O mestre Fernando Pamplona, naquele ano era comentarista da extinta TV Manchete, e diante do desfile planejado por Joãosinho Trinta, ficou extasiado com tudo aquilo que passou diante de seus olhos, proclamando ser aquele cortejo o maior desfile de todos os tempos.

O samba de enredo foi composto por Betinho, Glyvaldo, Zé Maria e Osmar, e interpretado por Neguinho da Beija Flor.

Os componentes, evidentemente, empolgados com a catarse que acontecia, cantaram o samba por toda a pista com muita vontade, e o público acompanhava. Samba que, diga-se de passagem, não era tão poético como os de Imperatriz e Salgueiro, por exemplo, mas deu conta do recado com valentia.

Outro ponto marcante daquele desfile foi a apresentação simultânea de oito casais de mestre-sala e porta-bandeira, que no fim se reuniam numa roda e saudavam o público presente na Sapucaí.
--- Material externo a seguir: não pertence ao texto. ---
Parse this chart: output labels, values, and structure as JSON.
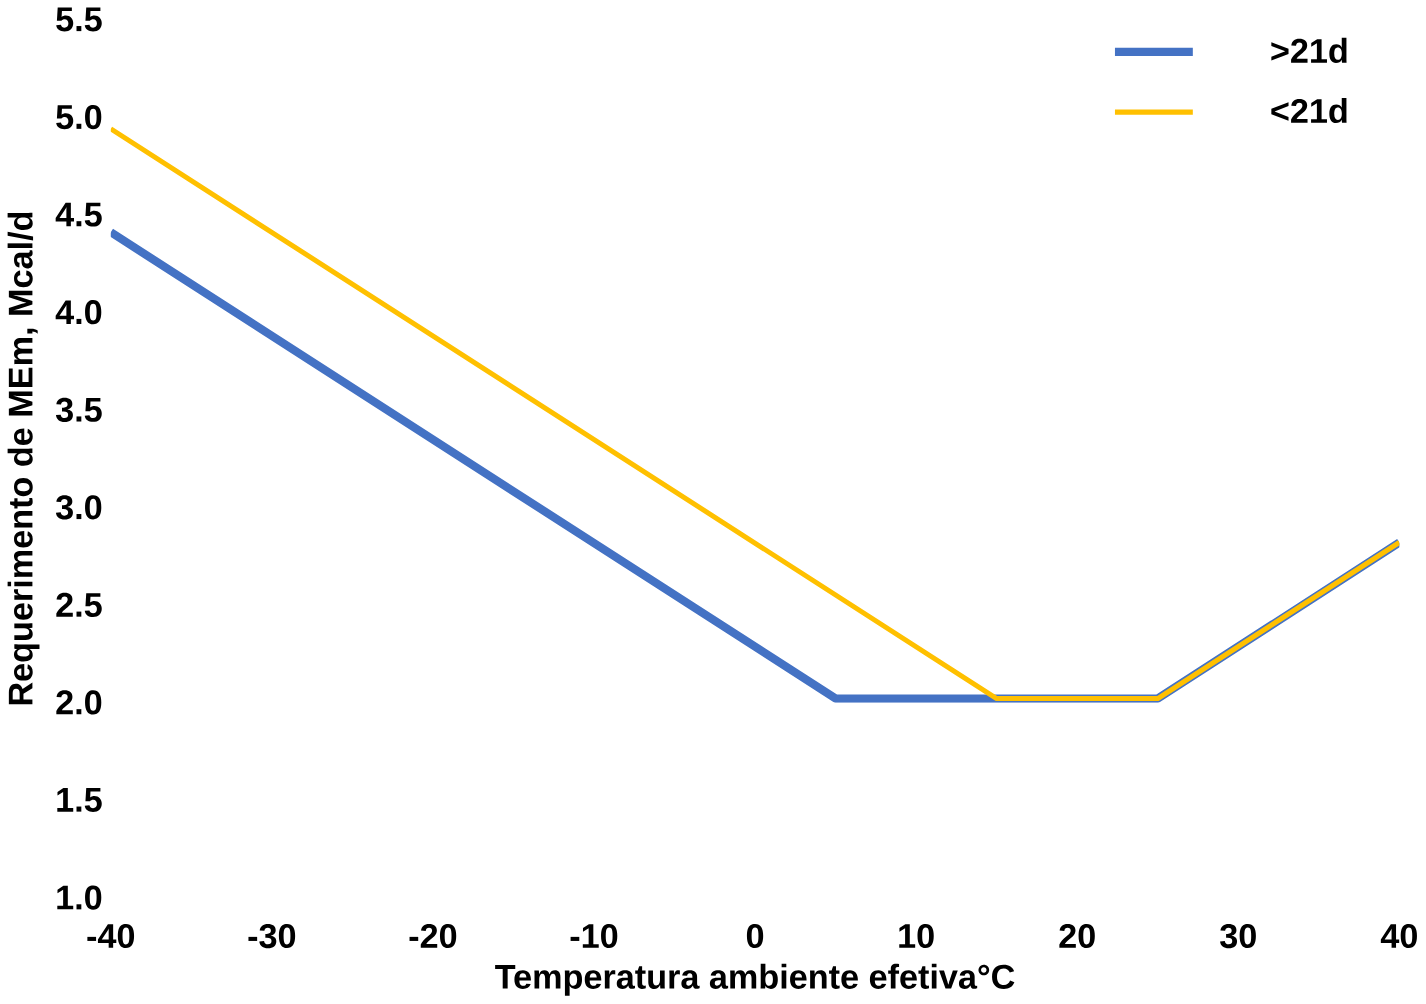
{
  "chart_data": {
    "type": "line",
    "xlabel": "Temperatura ambiente efetiva°C",
    "ylabel": "Requerimento de MEm, Mcal/d",
    "xlim": [
      -40,
      40
    ],
    "xticks": [
      -40,
      -30,
      -20,
      -10,
      0,
      10,
      20,
      30,
      40
    ],
    "ylim": [
      1.0,
      5.5
    ],
    "yticks": [
      {
        "value": 1.0,
        "label": "1.0"
      },
      {
        "value": 1.5,
        "label": "1.5"
      },
      {
        "value": 2.0,
        "label": "2.0"
      },
      {
        "value": 2.5,
        "label": "2.5"
      },
      {
        "value": 3.0,
        "label": "3.0"
      },
      {
        "value": 3.5,
        "label": "3.5"
      },
      {
        "value": 4.0,
        "label": "4.0"
      },
      {
        "value": 4.5,
        "label": "4.5"
      },
      {
        "value": 5.0,
        "label": "5.0"
      },
      {
        "value": 5.5,
        "label": "5.5"
      }
    ],
    "grid": false,
    "legend": "top right",
    "marker": "none",
    "series": [
      {
        "name": ">21d",
        "color": "#4472c4",
        "x": [
          -40,
          5,
          25,
          40
        ],
        "values": [
          4.41,
          2.02,
          2.02,
          2.82
        ]
      },
      {
        "name": "<21d",
        "color": "#ffc000",
        "x": [
          -40,
          15,
          25,
          40
        ],
        "values": [
          4.94,
          2.02,
          2.02,
          2.82
        ]
      }
    ]
  }
}
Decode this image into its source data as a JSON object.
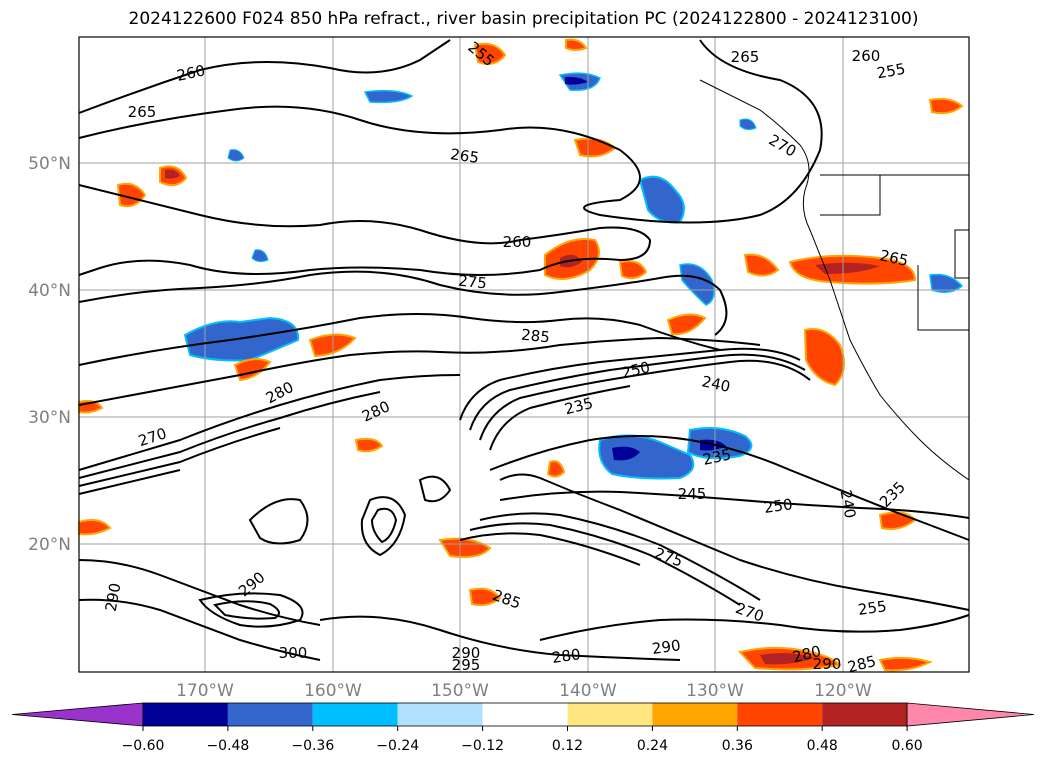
{
  "title": "2024122600 F024 850 hPa refract., river basin precipitation PC (2024122800 - 2024123100)",
  "lat_labels": [
    "50°N",
    "40°N",
    "30°N",
    "20°N"
  ],
  "lon_labels": [
    "170°W",
    "160°W",
    "150°W",
    "140°W",
    "130°W",
    "120°W"
  ],
  "contour_labels": [
    "260",
    "265",
    "265",
    "260",
    "260",
    "255",
    "265",
    "270",
    "275",
    "285",
    "280",
    "280",
    "270",
    "250",
    "240",
    "235",
    "235",
    "245",
    "250",
    "240",
    "235",
    "265",
    "290",
    "290",
    "300",
    "285",
    "280",
    "290",
    "270",
    "255",
    "280",
    "290",
    "285",
    "295",
    "290",
    "255",
    "275"
  ],
  "colorbar": {
    "colors": [
      "#9933cc",
      "#000099",
      "#3366cc",
      "#00bfff",
      "#b0e2ff",
      "#ffffff",
      "#ffe680",
      "#ffa500",
      "#ff4500",
      "#b22222",
      "#ff88aa"
    ],
    "tick_labels": [
      "−0.60",
      "−0.48",
      "−0.36",
      "−0.24",
      "−0.12",
      "0.12",
      "0.24",
      "0.36",
      "0.48",
      "0.60"
    ]
  },
  "colors": {
    "contour": "#000000",
    "grid": "#a0a0a0",
    "coast": "#000000"
  }
}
Joãozinho Trinta e os demais integrantes da diretoria da Beija Flor desfilaram fantasiados de garis da Comlurb e o carnavalesco se divertiu com uma mangueira de água, imagem esta que correu o mundo através da imprensa.

Em seguida do choque ocasionado pela Beija-Flor, o Império Serrano encerrou o carnaval de 89 com um admirável tributo ao escritor baiano Jorge Amado.

No final da apuração das notas dos jurados, Beija-Flor e Imperatriz Leopoldinense ficaram em situação de empate, cada escola com 210 pontos, mas como a escola de Nilópolis havia descartado maior número de notas nove (notas estas recebidas nos quesitos samba-enredo, evolução e conjunto), a Imperatriz Leopoldinense foi proclamada foi a campeã daquele carnaval.

Ratos e Urubus também marcou como o último desfile de Pinah como destaque da escola que após 89 seguiu desfilando pela agremiação, mas fora dos holofotes, até que em 2019 ressurgiu no chão da escola exuberante em frente a ala que vinha lhe homenageando.

Para o desfile do sábado seguinte, quando acontece a festa das campeãs, o número de desfilantes da Deusa da Passarela teve o incremento de três bonecos de “Judas” em representação dos jurados que não deram dez à escola nilopolitana.

Voltando no desfile das campeãs daquele ano, quando o carro abre-alas chegou mais ou menos no meio da pista, alguns integrantes da escola decidiram tirar o plástico negro que cobria o Cristo Mendigo, atitude esta que levou o público que estava assistindo ao desfile ao completo êxtase, mas logo diretores de alas e harmonia recolocaram o que foi possível do plástico rasgado.

Completando o pódio carnavalesco em 1989, a terceira colocação ficou com a União da Ilha do Governador que havia desfilado de forma magnífica, como há anos não se via.

Na ponta debaixo da tabela, caíram para o grupo inferior naquele ano Tradição, Unidos da Ponte, Arranco do Engenho de Dentro e Unidos do Jacarezinho.